Hayatın İçinden Bir Kesit: C’mon C’mon 

Son yıllarda yer aldığı filmler ve gösterdiği olağanüstü performanslardan dolayı adını çokça duyduğumuz Joaquin Phoenix’in alışagelmiş karakterlerinden oldukça farklı birini oynadığı C’mon C’mon filmi; iç ısıtıp, kalp acıtacak ve bir kez daha hayatın gerçeklerini yüzünüze çarpacak koca bir belgesel niteliğinde. 2021 yılında Mike Mills’in çektiği bu film, ailevi bazı sorunlar yaşayan dokuz yaşındaki Jesse’in bilmediği bir nedenden dolayı annesiyle uzun zamandır görüşmeyen ve kendisinin de çok uzun zamandır görmediği dayısıyla yalnız kalmak zorunda kalmasıyla başlıyor. Jesse’in dayısı, Joaquin Phoenix’in oynadığı Johnny karakteri; Amerika’nın çeşitli bölgelerinden farkı etnik köken ve sosyoekonomik durumlardan gelen çocuklara hayata, geleceğe ve dünyaya dair sorular sorarak proje yürüten bir röportajcı. Çocuklarla yaptığı röportajları filmde de zaman zaman görüyoruz ve bana kalırsa filmi daha iyi kavrama açısından çokça yararlı olmuş bu kısımlar. Çünkü insan kendi yaşarken hayatın akışını fark edemiyor; üstten bir bakış, dışardan bir göz gerekiyor dünyanın zaman nehrini görebilmek için. Filmin birçok yerinde pay almış bu röportajlar da onu sağlıyor izleyicilere: daha hayatın içine adımını tam olarak atmamış insancıkların tarafsız yorumlarına, çocukların hayata dair gözlemlerine.  

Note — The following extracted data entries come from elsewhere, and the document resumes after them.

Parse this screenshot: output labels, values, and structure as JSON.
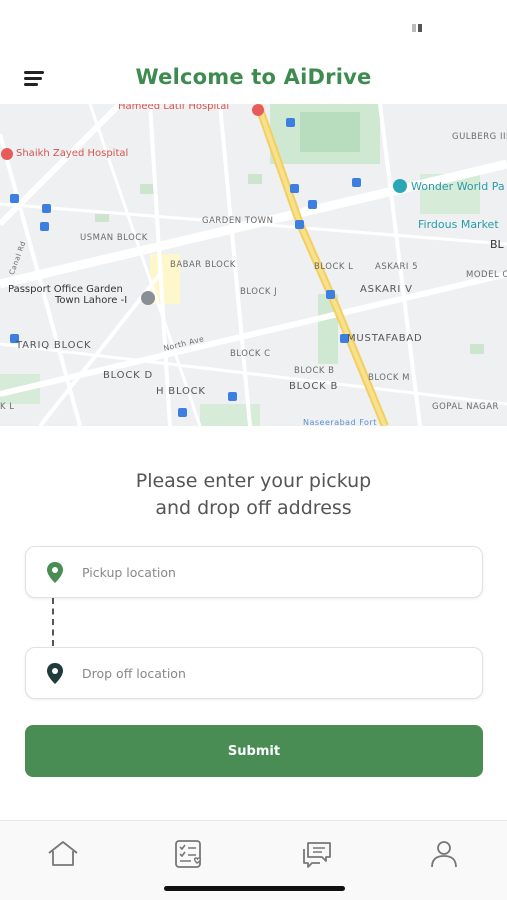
{
  "header": {
    "title": "Welcome to AiDrive",
    "menu_icon": "hamburger-menu-icon"
  },
  "map": {
    "labels": {
      "hameed": "Hameed Latif Hospital",
      "shaikh": "Shaikh Zayed Hospital",
      "gulberg": "GULBERG III",
      "wonder": "Wonder World Pa",
      "firdous": "Firdous Market",
      "bl": "BL",
      "garden": "GARDEN TOWN",
      "usman": "USMAN BLOCK",
      "babar": "BABAR BLOCK",
      "blockl": "BLOCK L",
      "askari5": "ASKARI 5",
      "model": "MODEL C",
      "passport": "Passport Office Garden",
      "passport2": "Town Lahore -I",
      "blockj": "BLOCK J",
      "askariv": "ASKARI V",
      "tariq": "TARIQ BLOCK",
      "northave": "North Ave",
      "mustafabad": "MUSTAFABAD",
      "blockc": "BLOCK C",
      "blockd": "BLOCK D",
      "hblock": "H BLOCK",
      "blockb1": "BLOCK B",
      "blockb2": "BLOCK B",
      "blockm": "BLOCK M",
      "gopal": "GOPAL NAGAR",
      "kl": "K L",
      "canal": "Canal Rd",
      "nabi": "Naseerabad Fort"
    }
  },
  "prompt": {
    "line1": "Please enter your pickup",
    "line2": "and drop off address"
  },
  "form": {
    "pickup_placeholder": "Pickup location",
    "dropoff_placeholder": "Drop off location",
    "submit_label": "Submit"
  },
  "colors": {
    "accent": "#4a8d54",
    "title": "#3d8b4f",
    "pickup_pin": "#4a8d54",
    "dropoff_pin": "#1f3b3b"
  },
  "tabbar": {
    "icons": [
      "home-icon",
      "checklist-icon",
      "chat-icon",
      "profile-icon"
    ]
  }
}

Çocukların erişkinlerden çok daha doğru tespitler yaptığı olur hayatta; hatta bu tespitler dolayısıyla şaşar kalırız bazen, ne derece zeki olduklarını düşünürüz çocukların. Türkçeye Yaşamaya Bak olarak çevrilen bu filmde de çocukların hayatın içindeki yadsınamayacak rolleri kelimenin tam anlamıyla izleyicinin gözüne sokulmuş durumda. Bazen ana karakter Jesse’nin bazen de diğer çocukların hayat hakkındaki görüşleri, filmi dondurup birkaç dakika düşünme hissi veriyor insana. Düşündürdüğü yetmezmiş gibi kendi yaşantılarımızla da bağdaştırabileceğimiz alanlar yaratıyor çocukların hayata dair görüşlerinin yer aldığı sahneler: duygularla dolu ama aynı zamanda yalın konuşmalar, kahkahalar ve gülen yüzler ardındaki dağlanan yararlarla çevrelenmiş hayatın içinden bir kesit izleme hissiyatı veren. Bu anların kaçınılmaz sonu olarak zihnimizde başa sarıp sarıp izleyeceğimiz, kulağımızda tekrar tekrar duyacağımız an’lar, alıntılar oluşuyor bu filmden miras kalan.  Bu anların en etkileyicilerinden biri olarak Jesse’nin ayrılmadan önce dayısına bir anı ve kendisine de geçirdiği güzel zamanları anımsatacak bir hatırlatıcı olarak bıraktığı sesi kaydetme sahnesi örnek olarak verilebilir. Bu sahnede Jesse dokuz yaşında olmasına rağmen belki de hayatın en gerçek ve en ortak derdini söylüyor: “Gerçekleşmesi için planladığın hiçbir şey gerçekleşmeyecek.”. Hayatın bizden ve planlarımızdan hızlı gittiğini çocukken fark etmesine rağmen büyüyünce unutacağını içten içe bilen Jesse’nin kendine ve dayısına bıraktığı hatırlatma, her bir izleyicinin yüzüne de bu büyük gerçeği çarpıyor. 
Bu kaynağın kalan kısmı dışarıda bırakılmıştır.